È la maggiore per estensione e per popolazione. L’isola si raccoglie attorno all’abitato di Ponza Porto e a quello della frazione settentrionale di Le Forna. L’architettura è quella tipica delle isole mediterranee: case piccole, tetti tagliati o a volta battuta, colori tenui, per non urtare quelli della natura. Ma sulla struttura più recente si innestano i segni di presenze assai più antiche: una necropoli, le ampie cisterne usate dai romani per raccogliere acqua, i tunnel, anch’essi scavati dai romani. Presente e passato, natura e attività dell’uomo concorrono a fornire un ambiente eccezionale. Il porto borbonico, la rada che lo precede, l’altro porticciolo di Cala Feola, nella parte opposta dell’isola, con le piscine naturali, offrono riparo; le spiagge di Chiaia di Luna, di Frontone o i piccoli scampoli di sabbia tra rocce, raggiungibili solo con una barca, consentono un laborioso riposo balneare; punte, cale, faraglioni, sporgenze, rientranze regalano panorami continuamente vari.
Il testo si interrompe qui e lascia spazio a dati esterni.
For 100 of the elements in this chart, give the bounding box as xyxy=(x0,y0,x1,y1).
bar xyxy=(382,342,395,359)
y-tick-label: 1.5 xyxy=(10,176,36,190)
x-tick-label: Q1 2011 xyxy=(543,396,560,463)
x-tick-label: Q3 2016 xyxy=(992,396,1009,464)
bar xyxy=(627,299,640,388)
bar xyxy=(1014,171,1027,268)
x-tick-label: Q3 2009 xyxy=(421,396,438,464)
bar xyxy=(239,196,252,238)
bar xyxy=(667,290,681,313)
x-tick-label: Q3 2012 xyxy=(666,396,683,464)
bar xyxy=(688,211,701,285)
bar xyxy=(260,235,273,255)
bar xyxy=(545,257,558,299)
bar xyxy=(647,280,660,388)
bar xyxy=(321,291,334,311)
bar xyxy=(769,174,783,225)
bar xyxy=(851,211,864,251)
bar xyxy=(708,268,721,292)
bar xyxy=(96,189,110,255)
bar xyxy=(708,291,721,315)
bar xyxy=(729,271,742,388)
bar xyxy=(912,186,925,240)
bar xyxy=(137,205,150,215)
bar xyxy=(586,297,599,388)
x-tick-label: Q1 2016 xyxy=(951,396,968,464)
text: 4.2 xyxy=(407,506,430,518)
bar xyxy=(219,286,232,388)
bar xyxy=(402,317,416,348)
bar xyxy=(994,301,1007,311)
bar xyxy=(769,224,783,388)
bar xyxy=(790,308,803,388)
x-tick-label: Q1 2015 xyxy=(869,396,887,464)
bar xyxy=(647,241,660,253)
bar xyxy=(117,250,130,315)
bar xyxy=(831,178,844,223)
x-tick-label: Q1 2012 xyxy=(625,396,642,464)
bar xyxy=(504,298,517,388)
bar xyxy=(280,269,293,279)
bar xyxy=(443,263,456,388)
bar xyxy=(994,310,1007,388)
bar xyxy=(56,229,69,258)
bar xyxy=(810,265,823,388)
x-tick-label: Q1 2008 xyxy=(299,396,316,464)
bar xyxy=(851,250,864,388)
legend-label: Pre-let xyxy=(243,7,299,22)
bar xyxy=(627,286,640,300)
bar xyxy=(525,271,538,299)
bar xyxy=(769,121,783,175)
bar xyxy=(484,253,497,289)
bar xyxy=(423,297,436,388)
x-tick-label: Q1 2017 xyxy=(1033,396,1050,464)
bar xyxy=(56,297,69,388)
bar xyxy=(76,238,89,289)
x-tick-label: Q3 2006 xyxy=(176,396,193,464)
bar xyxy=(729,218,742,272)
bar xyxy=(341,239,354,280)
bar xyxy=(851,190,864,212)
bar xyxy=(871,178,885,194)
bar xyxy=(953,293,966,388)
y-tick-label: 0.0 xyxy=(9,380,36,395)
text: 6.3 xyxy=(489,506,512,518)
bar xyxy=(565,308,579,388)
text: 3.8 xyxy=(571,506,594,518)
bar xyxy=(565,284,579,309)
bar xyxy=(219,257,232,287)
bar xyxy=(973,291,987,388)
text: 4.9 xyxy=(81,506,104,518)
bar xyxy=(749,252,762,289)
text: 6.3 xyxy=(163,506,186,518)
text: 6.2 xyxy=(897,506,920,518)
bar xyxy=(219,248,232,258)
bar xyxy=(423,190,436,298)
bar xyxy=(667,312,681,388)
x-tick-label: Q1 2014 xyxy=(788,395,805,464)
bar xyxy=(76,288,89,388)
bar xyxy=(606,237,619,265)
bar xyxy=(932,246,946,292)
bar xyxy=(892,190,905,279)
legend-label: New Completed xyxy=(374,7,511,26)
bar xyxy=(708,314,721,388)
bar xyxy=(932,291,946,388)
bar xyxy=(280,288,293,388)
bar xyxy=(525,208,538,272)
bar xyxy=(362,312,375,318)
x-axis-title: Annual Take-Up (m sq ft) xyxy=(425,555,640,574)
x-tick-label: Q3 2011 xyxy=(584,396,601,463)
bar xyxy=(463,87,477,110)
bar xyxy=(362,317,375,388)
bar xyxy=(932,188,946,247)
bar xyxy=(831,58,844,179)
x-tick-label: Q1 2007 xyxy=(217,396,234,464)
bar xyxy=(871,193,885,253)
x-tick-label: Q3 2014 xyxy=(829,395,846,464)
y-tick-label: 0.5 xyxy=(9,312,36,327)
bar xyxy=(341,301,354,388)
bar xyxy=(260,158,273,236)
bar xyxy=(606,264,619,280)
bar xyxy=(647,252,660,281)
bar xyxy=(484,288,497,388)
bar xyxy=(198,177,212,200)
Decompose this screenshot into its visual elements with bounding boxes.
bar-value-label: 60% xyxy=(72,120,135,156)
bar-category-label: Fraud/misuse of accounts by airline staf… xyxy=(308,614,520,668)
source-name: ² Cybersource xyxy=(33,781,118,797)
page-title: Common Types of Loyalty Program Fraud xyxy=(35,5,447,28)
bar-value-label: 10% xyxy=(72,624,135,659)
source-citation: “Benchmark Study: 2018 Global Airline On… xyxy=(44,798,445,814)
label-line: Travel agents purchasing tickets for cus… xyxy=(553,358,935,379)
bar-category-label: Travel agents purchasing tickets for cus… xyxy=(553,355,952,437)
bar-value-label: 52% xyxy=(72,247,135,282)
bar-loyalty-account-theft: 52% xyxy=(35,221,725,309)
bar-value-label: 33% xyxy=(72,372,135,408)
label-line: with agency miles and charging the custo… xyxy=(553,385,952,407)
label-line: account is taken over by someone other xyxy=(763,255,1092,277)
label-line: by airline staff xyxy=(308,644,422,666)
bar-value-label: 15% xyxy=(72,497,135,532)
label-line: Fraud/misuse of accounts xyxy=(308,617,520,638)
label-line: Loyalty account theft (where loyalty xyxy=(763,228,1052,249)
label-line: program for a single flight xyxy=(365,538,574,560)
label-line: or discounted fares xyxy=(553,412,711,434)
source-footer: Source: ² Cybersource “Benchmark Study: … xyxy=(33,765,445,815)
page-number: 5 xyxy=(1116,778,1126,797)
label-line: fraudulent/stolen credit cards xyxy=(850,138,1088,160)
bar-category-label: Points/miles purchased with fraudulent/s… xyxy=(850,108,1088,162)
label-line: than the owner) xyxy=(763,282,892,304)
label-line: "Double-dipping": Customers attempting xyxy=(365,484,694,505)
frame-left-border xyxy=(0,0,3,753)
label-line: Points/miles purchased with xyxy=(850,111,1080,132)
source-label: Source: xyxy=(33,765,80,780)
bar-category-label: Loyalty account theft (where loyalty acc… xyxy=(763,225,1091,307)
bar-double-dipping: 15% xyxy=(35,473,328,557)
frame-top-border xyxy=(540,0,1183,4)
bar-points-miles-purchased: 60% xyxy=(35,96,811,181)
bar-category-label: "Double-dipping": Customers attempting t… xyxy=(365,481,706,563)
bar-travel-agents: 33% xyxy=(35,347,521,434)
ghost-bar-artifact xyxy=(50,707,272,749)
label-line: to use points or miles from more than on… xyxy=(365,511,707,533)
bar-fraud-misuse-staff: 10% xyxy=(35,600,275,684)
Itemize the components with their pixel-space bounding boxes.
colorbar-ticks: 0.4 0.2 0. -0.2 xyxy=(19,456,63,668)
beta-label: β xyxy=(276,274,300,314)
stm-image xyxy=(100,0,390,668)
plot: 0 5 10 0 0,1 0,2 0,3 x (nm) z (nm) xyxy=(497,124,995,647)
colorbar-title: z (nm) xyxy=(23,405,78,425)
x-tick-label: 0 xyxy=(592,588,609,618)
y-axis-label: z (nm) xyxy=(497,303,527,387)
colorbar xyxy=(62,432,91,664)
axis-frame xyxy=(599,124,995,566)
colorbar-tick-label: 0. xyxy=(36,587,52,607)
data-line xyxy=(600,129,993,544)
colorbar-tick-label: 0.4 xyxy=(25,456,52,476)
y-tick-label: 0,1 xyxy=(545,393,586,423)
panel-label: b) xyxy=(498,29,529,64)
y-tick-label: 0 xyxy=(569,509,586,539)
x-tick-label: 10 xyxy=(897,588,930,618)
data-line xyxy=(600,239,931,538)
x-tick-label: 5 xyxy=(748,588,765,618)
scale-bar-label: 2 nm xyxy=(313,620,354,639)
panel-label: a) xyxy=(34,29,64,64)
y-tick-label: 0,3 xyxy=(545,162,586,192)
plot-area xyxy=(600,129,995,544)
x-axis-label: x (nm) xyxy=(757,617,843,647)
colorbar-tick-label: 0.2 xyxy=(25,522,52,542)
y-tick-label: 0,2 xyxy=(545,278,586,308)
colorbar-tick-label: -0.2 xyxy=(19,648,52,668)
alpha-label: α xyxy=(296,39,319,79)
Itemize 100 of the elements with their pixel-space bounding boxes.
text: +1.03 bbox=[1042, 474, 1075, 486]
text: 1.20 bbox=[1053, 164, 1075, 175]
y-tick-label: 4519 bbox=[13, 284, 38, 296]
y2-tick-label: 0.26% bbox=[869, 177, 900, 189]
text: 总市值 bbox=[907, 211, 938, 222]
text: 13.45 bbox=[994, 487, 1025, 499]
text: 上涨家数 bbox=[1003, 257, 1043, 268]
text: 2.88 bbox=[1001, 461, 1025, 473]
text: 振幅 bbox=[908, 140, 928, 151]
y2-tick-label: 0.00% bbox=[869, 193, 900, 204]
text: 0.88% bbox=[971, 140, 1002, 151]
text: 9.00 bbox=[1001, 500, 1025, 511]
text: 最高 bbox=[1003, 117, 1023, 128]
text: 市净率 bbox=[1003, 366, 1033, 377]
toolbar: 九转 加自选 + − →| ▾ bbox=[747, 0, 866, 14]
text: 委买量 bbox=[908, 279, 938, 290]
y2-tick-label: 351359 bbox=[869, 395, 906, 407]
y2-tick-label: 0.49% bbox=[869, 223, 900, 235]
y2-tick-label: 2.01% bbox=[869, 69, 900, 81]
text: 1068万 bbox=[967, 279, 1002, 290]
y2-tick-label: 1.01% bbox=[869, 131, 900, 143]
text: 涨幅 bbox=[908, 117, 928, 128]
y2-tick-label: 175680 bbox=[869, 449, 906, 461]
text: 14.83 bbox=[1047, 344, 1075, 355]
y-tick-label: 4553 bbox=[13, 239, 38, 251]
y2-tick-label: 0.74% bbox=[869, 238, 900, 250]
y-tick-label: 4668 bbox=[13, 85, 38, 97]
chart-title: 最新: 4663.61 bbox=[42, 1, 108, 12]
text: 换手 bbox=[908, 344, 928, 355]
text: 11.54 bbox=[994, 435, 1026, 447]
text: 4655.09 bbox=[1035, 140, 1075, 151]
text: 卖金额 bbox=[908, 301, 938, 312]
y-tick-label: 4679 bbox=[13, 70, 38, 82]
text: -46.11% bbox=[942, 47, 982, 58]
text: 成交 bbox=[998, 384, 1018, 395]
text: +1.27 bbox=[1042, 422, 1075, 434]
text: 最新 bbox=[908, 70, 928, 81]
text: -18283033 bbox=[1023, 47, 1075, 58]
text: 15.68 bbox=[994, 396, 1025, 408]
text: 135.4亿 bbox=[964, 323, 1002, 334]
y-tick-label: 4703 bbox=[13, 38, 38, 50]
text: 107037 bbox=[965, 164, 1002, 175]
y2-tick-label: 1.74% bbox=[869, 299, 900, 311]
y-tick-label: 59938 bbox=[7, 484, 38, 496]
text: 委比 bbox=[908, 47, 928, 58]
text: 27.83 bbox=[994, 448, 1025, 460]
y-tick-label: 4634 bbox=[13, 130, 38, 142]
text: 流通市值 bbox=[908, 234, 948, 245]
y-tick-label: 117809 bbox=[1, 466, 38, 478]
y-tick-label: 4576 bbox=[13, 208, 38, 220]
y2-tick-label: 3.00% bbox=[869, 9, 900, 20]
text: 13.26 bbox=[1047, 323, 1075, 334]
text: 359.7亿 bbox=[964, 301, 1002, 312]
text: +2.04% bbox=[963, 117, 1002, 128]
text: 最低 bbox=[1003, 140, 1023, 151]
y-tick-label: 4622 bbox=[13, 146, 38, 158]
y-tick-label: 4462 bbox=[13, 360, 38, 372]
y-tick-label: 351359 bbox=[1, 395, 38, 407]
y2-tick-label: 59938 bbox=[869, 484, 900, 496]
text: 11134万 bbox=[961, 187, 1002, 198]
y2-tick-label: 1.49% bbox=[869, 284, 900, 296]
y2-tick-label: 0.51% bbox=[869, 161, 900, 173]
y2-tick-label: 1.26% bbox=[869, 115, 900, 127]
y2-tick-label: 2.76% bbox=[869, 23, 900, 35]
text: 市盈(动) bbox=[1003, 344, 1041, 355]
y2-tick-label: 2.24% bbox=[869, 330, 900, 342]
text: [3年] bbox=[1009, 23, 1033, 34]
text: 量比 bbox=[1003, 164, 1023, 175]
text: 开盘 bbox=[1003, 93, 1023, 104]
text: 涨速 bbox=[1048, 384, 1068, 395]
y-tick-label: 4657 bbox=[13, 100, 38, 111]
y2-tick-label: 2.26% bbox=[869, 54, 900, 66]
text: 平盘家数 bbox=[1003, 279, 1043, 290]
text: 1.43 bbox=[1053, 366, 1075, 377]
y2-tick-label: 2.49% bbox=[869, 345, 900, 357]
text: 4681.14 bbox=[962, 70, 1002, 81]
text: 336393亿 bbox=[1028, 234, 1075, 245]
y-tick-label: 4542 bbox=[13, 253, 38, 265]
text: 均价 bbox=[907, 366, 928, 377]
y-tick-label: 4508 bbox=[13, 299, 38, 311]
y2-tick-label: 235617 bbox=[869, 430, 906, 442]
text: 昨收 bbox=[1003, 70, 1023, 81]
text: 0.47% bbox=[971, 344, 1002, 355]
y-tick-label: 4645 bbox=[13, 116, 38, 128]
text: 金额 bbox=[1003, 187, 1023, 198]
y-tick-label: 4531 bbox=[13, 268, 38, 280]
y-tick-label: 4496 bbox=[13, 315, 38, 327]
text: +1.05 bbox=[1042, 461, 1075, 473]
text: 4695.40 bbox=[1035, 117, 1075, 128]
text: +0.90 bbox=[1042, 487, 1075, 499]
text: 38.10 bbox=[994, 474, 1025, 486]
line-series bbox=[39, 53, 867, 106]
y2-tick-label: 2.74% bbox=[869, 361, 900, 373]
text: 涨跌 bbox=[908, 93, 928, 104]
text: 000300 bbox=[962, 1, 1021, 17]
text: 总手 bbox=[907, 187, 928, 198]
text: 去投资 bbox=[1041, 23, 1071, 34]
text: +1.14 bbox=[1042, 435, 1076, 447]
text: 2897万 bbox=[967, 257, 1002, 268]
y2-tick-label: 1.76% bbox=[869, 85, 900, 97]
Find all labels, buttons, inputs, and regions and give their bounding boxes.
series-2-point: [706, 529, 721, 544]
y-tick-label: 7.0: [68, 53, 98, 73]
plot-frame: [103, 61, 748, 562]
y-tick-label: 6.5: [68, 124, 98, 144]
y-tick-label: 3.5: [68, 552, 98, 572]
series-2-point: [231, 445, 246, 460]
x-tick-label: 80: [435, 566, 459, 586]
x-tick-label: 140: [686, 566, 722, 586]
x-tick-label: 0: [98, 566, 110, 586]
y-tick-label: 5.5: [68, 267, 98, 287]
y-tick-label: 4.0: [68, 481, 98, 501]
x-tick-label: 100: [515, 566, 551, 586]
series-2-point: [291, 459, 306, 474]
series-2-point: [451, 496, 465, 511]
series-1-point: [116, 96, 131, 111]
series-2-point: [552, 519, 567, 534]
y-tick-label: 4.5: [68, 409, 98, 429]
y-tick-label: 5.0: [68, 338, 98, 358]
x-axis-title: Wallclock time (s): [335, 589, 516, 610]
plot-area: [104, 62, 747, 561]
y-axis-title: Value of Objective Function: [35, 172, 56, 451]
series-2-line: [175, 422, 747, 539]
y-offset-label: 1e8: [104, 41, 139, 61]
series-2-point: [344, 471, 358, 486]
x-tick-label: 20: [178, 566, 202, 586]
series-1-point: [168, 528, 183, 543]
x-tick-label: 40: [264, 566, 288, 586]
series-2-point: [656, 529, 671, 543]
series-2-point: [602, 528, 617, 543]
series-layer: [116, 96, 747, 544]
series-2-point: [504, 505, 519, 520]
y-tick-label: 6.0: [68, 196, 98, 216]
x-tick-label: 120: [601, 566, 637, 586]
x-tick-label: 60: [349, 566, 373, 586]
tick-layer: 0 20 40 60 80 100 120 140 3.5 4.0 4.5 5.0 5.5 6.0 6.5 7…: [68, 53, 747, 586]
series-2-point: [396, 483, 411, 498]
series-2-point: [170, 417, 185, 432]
Quanto ai fondali, basta scegliere luoghi e profondità. Ponza ha una piccola corte di isolotti disabitati: Zannone, che fa parte del Parco Nazionale del Circeo; Palmarola, una gemma; Gavi, e poi scogli e faraglioni a volontà.

Ventotene

Un pugno di metri quadrati, inversamente proporzionali all’immensità del mare e alla eccezionalità dei fondali “primigeni”, ossia intatti, integri, come dovevano essere prima che vi giungesse l’uomo, il quale scoprì il modo di restare a Ventotene costruendosi un porto (quello romano) nel modo più faticoso e più geniale possibile: scavandolo direttamente nel tufo. Milioni di metri cubi di roccia sono stati rimossi per creare una struttura che ancora oggi è esemplare. Due spiagge, Cala Nave e Cala Rossano, una serie di punti da scoprire e da non dimenticare attraverso un periplo che è tanto breve quanto sorprendente, scogli grandi e piccoli, vistosi o semi-sommersi. A terra, i romani hanno lasciato un vivaio ittico; i Borboni il castello-municipio e la chiesa di Santa Candida; il fascismo il ricordo di un confino politico. Proprio negli anni del confino sull’isola nacque il primo documento europeista. Lo scrissero Altiero Spinelli, Ernesto Rossi ed Eugenio Colorni nel 1942. II documento, messo clandestinamente in circolazione, è noto come “Manifesto di Ventotene per l’Europa libera e unita”. L’isolotto di Santo Stefano si trova a poco più di un miglio di distanza: ospitò fino al 1965 l’ergastolo di Stato, la cui struttura edilizia sopravvive e stimola una escursione curiosa.